Il en va de même pour ce qu'on appelle «Les
bons mots », de Lacan (J.Allouch, "Allô
Lacan? -Certainement pas!").
«Mais qui ai-je
donc en face de moi? demande l'empereur Wu à
Bodhidharma.
- Je ne sais
pas!» réplique Bodhidharma ("Pi Yen lou",
célèbre texte zen du XIème siècle)...
tant il est vrai
que si l'on cesse de se travestir avec des
mots et des images, on ne sait réellement
pas qui on est.
Le principe de
transmission du Zen par dénégation, sa
méthode abrupte dans la recherche du sens,
ses koans, ses moqueries, son sens du rire,
sa gestion des affects où l'interprétation
inexacte a des effets thérapeutiques, font
dire à Lacan (qui pratiquait le chinois
ancien):
«Ce qu'il y a de
mieux dans le bouddhisme, c'est le Zen; ça
consiste à ça, à te répondre par un
aboiement (traduction possible de «katsu»)

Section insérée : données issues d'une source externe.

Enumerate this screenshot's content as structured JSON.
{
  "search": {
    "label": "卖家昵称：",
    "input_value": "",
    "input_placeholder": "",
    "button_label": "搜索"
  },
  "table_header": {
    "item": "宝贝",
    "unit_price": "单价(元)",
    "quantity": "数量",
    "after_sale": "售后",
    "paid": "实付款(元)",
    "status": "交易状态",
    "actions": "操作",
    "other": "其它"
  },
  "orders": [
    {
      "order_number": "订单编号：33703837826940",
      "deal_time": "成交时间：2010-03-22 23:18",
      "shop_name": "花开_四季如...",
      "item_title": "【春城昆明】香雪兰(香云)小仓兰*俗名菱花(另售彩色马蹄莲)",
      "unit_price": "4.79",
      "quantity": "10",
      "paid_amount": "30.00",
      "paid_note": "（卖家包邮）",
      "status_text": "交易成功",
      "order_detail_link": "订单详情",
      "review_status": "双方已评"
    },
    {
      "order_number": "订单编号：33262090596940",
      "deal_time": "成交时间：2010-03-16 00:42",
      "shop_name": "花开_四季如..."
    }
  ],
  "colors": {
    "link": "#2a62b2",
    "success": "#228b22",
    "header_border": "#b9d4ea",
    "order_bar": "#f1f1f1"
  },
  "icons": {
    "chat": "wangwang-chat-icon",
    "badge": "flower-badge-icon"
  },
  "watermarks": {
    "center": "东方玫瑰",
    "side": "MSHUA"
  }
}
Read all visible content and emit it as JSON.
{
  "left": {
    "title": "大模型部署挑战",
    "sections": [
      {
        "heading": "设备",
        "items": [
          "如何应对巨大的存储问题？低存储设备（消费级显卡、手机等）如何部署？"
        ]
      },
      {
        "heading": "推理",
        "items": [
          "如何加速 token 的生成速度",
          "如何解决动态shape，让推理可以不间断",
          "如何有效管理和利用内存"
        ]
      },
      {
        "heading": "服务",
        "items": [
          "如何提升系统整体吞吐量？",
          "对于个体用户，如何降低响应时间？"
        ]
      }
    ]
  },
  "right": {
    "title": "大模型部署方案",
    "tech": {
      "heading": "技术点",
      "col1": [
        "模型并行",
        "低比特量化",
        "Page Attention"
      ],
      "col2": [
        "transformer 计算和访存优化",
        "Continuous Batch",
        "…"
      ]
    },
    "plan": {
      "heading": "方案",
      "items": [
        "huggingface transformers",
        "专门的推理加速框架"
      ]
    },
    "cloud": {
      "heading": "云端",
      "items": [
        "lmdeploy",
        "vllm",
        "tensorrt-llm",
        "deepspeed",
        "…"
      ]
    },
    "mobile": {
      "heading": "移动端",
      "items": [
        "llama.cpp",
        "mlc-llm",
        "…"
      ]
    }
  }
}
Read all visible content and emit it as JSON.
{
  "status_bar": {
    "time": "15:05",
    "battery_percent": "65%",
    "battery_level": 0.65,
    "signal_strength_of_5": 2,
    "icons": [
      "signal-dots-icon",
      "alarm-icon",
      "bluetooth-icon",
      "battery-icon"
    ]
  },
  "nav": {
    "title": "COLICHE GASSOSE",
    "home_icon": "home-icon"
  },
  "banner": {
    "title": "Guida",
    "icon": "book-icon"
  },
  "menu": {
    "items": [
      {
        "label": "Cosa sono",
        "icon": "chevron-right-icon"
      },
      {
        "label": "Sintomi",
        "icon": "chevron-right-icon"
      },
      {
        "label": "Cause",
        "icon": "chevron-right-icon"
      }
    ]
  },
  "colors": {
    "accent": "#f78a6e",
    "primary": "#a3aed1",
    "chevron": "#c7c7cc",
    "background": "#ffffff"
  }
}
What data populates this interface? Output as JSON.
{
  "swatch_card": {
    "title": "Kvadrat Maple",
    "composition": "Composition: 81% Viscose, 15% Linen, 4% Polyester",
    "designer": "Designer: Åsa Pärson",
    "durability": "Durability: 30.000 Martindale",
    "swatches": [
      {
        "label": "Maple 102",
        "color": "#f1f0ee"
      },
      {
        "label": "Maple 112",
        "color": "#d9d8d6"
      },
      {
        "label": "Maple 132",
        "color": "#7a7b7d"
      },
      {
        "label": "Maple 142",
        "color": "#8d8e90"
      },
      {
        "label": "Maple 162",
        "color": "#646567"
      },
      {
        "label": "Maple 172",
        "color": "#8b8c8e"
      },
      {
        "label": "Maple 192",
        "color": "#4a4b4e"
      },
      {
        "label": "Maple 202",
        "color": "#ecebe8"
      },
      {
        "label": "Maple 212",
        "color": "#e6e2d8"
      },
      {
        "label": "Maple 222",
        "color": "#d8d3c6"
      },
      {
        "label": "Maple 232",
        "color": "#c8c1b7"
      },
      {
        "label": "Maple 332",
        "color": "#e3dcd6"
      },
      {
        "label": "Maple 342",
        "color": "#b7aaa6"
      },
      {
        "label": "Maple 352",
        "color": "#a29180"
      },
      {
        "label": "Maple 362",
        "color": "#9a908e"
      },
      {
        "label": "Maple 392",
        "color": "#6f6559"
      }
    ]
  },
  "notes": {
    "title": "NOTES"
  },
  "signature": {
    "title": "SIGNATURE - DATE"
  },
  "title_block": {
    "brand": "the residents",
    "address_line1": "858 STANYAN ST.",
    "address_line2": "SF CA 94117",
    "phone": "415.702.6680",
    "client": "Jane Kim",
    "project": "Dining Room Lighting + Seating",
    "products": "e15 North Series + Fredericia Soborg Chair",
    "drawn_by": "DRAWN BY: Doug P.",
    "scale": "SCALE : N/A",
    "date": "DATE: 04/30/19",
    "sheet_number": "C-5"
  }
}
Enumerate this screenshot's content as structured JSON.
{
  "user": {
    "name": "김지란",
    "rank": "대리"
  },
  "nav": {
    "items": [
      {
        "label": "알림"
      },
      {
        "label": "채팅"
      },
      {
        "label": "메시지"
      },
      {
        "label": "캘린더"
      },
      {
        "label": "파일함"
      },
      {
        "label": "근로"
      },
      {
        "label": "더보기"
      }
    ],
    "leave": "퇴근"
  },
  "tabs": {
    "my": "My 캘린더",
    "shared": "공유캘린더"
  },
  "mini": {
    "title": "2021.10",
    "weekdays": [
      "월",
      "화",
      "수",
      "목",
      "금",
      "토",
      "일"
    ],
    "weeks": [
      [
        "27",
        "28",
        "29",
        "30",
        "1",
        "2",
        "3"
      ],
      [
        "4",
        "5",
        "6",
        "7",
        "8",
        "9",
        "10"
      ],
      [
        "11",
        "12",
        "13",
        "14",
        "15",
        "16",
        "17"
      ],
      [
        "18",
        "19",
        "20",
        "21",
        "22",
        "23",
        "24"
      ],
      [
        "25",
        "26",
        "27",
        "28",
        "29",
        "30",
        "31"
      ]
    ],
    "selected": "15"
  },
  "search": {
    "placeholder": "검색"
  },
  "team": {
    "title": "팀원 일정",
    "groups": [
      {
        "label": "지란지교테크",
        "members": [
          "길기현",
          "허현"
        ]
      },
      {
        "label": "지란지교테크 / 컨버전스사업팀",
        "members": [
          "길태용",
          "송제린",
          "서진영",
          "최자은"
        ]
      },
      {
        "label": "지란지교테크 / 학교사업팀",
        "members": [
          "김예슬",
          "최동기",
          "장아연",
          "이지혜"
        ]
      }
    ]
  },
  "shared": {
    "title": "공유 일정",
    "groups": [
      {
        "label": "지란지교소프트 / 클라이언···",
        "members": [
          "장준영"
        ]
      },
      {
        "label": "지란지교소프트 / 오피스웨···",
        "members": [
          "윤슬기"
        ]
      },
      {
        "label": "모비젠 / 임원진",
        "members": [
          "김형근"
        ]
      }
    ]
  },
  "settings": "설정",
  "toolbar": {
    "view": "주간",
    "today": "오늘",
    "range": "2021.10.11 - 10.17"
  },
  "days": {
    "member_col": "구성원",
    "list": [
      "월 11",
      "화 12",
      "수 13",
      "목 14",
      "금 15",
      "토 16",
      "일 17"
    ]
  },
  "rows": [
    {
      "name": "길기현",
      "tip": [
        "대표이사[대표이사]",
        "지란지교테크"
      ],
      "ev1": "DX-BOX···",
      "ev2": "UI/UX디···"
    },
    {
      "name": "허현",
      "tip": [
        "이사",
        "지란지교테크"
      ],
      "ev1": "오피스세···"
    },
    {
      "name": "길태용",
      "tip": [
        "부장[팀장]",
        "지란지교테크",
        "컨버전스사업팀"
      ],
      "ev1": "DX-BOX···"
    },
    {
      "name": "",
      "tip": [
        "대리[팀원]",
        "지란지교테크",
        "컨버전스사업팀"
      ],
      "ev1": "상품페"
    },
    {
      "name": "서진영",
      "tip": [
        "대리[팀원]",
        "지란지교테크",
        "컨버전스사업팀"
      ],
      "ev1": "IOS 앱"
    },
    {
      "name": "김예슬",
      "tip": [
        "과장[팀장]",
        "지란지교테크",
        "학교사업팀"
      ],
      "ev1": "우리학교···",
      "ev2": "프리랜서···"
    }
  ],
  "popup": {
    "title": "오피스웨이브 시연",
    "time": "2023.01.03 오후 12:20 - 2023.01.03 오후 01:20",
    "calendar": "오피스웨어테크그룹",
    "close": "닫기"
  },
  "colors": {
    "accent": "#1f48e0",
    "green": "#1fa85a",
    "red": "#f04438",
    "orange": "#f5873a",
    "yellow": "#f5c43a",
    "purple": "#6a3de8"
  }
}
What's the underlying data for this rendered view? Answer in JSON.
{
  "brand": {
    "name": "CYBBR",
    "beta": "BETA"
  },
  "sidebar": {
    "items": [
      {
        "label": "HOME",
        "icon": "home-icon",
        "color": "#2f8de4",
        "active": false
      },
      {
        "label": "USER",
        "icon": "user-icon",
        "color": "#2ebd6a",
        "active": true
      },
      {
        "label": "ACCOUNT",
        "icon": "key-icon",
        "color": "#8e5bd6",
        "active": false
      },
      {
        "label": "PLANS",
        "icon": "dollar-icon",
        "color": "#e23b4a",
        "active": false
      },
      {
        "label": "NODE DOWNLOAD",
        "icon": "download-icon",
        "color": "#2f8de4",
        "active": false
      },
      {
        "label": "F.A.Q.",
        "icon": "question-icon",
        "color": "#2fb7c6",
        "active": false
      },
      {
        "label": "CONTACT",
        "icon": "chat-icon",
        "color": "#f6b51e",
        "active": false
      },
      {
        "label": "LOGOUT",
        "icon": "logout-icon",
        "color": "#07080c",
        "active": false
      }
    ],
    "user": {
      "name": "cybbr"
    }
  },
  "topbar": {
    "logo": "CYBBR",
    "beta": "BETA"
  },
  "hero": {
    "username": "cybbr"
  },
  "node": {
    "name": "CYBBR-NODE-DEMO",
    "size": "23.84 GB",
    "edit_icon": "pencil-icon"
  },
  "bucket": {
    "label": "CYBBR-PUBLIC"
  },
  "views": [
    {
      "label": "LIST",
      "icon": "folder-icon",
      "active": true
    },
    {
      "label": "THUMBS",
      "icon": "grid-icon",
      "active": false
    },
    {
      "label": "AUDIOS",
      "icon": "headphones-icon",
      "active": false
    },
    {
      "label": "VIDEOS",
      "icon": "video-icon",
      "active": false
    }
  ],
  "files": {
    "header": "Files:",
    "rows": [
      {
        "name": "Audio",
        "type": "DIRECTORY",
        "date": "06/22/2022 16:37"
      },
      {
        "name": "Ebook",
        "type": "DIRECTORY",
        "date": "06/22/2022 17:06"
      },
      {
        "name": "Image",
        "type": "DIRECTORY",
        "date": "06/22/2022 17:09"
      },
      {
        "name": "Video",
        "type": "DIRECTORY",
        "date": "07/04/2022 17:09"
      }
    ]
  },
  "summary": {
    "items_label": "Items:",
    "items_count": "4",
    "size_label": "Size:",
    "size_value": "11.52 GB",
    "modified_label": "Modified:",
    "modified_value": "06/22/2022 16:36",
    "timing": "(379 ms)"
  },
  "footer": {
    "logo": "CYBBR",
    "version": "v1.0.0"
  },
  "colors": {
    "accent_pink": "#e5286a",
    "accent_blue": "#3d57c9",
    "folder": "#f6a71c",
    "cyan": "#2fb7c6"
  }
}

mon petit ami. C'est ce qu'il y a de mieux
quand on veut naturellement sortir de cette
affaire infernale, comme disait Freud.»
(Séminaire XX, "Encore").
J. Lacan commence le livre I de son
séminaire ("Les écrits techniques de Freud")
en assimilant la psychanalyse et le Zen, le
maître zen et Freud. Puis Lacan termine sa
vie en pratiquant les séances sans paroles,
les «non-séances», «le passage au degré zéro
de la séance analytique» où le maître se
contente «d'exhiber des tresses et des nœuds
topologiques», comme le rapporte
l'historienne de la psychanalyse E.
Roudinesco. C'est que le langage de
l'inconscient et le langage du Zen entendent
aussi «le langage des fleurs et des choses
muettes». La première transmission du Zen,
rapporte la tradition, eut lieu sur le «Pic
des Vautours», quand le Bouddha annonça à
ses disciples qu'il allait leur transmettre
l'essence la plus profonde de son
enseignement. Les disciples se réunirent
autour de lui. Mais le Bouddha ne prononça
aucune parole et se contenta d'exhiber une
fleur. Personne ne comprit. Seul
Mahakashyapa sourit. Le Bouddha le désigna
comme son successeur. E. Roudinesco donne
des derniers temps de Lacan une description
qui pourrait s'appliquer parfaitement à un
maître zen: «...tel un sphinx, il séjournait
dans les montagnes de la planète Borromée,
sortant parfois de son silence pour énoncer
la vérité sous forme d'énigmes... » "J.
Lacan" (Fayard).
Zen,
rappelons-le, est un mot du XIIIème siècle
japonais qui est la prononciation japonaise
de l'idéogramme chinois «Chana». Le japonais
peut lire les idéogrammes chinois mais ne
les prononce pas de la même façon.
L'écriture de l'idéogramme «Chan» se
rapporte à la préhistoire chinoise, mais
c'est au Vlème siècle de notre ère qu'il
prit phonétiquement, avec Bodhidharma (le
fondateur du Zen), sa fonction bouddhiste.
Le pâli étant la langue dans laquelle
s'exprimait le Bouddha, l'idéogramme servit
depuis lors à transcrire en prononciation
chinoise le pâli «Jhâna». Jhâna se prononce
Djhana et Chana se prononce Tchana. Il n'y a
pour ainsi dire pas de différence phonétique
entre les deux termes. C'est par aphérèse
qu'on dit généralement Tchan en chinois au
lieu de Tchana et Zen au lieu de Zen'na en
japonais. Djhana et Tchana signifient
«absorption». Il s'agit ici de l'absorption
des formes par le vide et du vide par les
formes. «Ni le vide, ni les formes ne
peuvent être séparés», enseigne le Zen.
C'est l'absorption des oppositions qui fait
aller par-delà. Rabouter les formes et le
vide, c'est les pousser chacune jusqu'au
bout d'elle-même comme le fait, dans un
autre domaine d'expression, Cantor avec sa
topologie de la ligne droite et ses
transfinis en mathématique. Lacan comparait
aussi son enseignement à celui de Cantor.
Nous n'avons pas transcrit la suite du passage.